Home. It’s a strange word when you’ve been gone from it for even as short a time as 5 weeks. Sometimes it’s a good feeling to be home, sometimes it’s not. More often than not, it’s bittersweet. Honestly, that’s how it is for me.
It’s nice to come home to my family and friends, but I will miss almost everything about living in another country. For me the word home meant my dorm in Worcester College.
The day I returned home I called England home. Living in another place gives you a connection to it that just visiting never will. By the time it ends, you won’t feel like a tourist, you’ll feel like you belong.
I do feel different. I feel slightly disconnected from my own friends and family. I feel even more disconnected from my city and where I’ve lived for a long time. It doesn’t feel real at first. You expect to wake up in the bed you’ve been sleeping in for over a month. Then you realize you’re not going back, and you feel sad about it. You will appreciate some things about America more, and you will learn just how much you loved the culture you left behind. It changes you, for better or worse.

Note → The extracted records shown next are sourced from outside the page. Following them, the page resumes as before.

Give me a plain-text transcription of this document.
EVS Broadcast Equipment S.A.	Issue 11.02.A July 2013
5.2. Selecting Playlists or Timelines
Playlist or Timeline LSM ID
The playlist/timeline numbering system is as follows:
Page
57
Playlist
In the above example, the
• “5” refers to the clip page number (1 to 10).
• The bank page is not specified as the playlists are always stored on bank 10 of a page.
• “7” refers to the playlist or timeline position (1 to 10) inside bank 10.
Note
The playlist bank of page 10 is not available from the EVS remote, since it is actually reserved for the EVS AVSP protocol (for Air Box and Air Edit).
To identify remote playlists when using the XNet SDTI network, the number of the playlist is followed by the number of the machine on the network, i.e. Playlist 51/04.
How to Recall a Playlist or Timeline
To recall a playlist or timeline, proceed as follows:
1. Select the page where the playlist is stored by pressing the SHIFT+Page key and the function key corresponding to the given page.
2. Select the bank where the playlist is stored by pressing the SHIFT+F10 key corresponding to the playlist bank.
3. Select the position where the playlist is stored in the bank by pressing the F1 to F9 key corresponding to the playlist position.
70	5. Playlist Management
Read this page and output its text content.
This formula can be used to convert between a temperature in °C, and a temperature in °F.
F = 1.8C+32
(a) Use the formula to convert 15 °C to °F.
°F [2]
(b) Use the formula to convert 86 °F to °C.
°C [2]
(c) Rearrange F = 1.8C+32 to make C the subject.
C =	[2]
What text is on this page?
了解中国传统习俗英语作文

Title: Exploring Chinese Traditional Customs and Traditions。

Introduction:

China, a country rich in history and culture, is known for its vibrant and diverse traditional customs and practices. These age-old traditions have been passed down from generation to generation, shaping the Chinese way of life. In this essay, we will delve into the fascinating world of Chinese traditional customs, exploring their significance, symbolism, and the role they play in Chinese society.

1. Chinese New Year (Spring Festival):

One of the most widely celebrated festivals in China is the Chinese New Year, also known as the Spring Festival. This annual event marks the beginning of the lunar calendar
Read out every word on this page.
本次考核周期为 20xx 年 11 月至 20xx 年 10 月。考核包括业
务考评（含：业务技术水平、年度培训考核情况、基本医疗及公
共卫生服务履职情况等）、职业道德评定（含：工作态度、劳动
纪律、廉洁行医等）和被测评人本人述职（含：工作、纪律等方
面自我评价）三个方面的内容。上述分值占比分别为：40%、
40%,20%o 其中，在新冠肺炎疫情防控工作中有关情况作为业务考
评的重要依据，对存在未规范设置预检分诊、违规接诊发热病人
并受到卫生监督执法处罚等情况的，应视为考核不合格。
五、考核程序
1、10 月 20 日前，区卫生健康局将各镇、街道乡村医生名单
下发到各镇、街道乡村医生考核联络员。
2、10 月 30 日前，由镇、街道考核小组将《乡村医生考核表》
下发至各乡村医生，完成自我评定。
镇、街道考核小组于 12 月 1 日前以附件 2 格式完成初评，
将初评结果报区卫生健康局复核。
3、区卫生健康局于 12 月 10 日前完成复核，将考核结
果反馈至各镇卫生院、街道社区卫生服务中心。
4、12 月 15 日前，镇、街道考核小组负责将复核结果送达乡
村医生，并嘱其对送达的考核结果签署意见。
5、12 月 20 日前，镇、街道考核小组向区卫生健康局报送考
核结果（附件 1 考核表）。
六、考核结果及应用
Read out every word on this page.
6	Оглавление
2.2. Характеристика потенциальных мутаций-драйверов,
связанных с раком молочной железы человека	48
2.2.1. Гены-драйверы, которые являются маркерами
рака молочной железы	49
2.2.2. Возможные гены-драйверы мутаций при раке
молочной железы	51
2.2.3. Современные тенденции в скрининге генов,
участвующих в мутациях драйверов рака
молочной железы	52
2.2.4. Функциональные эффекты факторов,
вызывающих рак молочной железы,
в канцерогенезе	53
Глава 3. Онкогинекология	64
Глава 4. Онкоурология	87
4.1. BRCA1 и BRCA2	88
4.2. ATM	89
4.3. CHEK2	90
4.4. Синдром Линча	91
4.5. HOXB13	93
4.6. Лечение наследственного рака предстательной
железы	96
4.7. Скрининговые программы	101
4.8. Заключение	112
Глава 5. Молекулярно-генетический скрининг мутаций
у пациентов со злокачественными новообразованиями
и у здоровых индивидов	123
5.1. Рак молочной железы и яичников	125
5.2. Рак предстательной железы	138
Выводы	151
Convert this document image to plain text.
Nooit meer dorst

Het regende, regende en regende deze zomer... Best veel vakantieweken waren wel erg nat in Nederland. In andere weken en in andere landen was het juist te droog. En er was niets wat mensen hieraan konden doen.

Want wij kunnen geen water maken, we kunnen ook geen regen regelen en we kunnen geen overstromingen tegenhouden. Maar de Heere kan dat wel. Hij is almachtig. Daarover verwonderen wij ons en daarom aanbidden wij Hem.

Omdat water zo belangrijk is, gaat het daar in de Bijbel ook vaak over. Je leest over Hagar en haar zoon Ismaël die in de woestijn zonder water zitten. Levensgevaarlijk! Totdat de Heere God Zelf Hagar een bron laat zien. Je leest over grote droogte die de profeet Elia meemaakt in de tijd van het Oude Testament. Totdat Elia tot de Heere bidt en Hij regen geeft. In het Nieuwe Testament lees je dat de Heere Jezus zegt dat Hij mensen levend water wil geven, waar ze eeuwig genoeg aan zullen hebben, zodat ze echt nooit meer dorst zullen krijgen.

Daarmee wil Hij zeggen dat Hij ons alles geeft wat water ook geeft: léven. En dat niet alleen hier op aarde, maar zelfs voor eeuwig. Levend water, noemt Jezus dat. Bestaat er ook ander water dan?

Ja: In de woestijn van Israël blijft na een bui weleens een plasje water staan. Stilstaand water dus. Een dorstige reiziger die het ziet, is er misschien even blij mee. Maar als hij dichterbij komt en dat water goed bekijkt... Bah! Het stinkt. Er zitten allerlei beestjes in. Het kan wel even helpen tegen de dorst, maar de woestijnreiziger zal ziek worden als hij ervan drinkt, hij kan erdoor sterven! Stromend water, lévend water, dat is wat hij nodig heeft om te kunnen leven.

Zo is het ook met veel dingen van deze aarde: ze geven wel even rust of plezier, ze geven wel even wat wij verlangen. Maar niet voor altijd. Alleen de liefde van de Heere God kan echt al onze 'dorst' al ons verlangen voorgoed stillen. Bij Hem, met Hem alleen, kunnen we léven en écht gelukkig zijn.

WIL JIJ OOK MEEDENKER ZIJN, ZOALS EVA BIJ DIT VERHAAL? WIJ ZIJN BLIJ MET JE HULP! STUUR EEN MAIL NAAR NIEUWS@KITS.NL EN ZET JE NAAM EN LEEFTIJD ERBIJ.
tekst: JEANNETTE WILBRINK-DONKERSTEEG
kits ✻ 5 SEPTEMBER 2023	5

Honestly, English culture as a whole is not that hard to get used to, except perhaps for some of the public transportation. Coming home was familiar but even so there was something alien about it. The food is what bothered me the most upon return. Everyone said English food wasn’t that good but I found it was delicious. On my return American food just wasn’t the same.
The heat also got to me. It was rough returning to 100 degrees when I had been used to 65 on average. It was one of the hardest things about returning.
The best advice I have for future students is go. Apply for scholarships, financial aid, what have you, but go. Take the time, go out of your comfort zone and go. Pack light because you’ll want to bring everything home. Be prepared for the weather, research places you want to visit while there, but go. You’ll never regret it.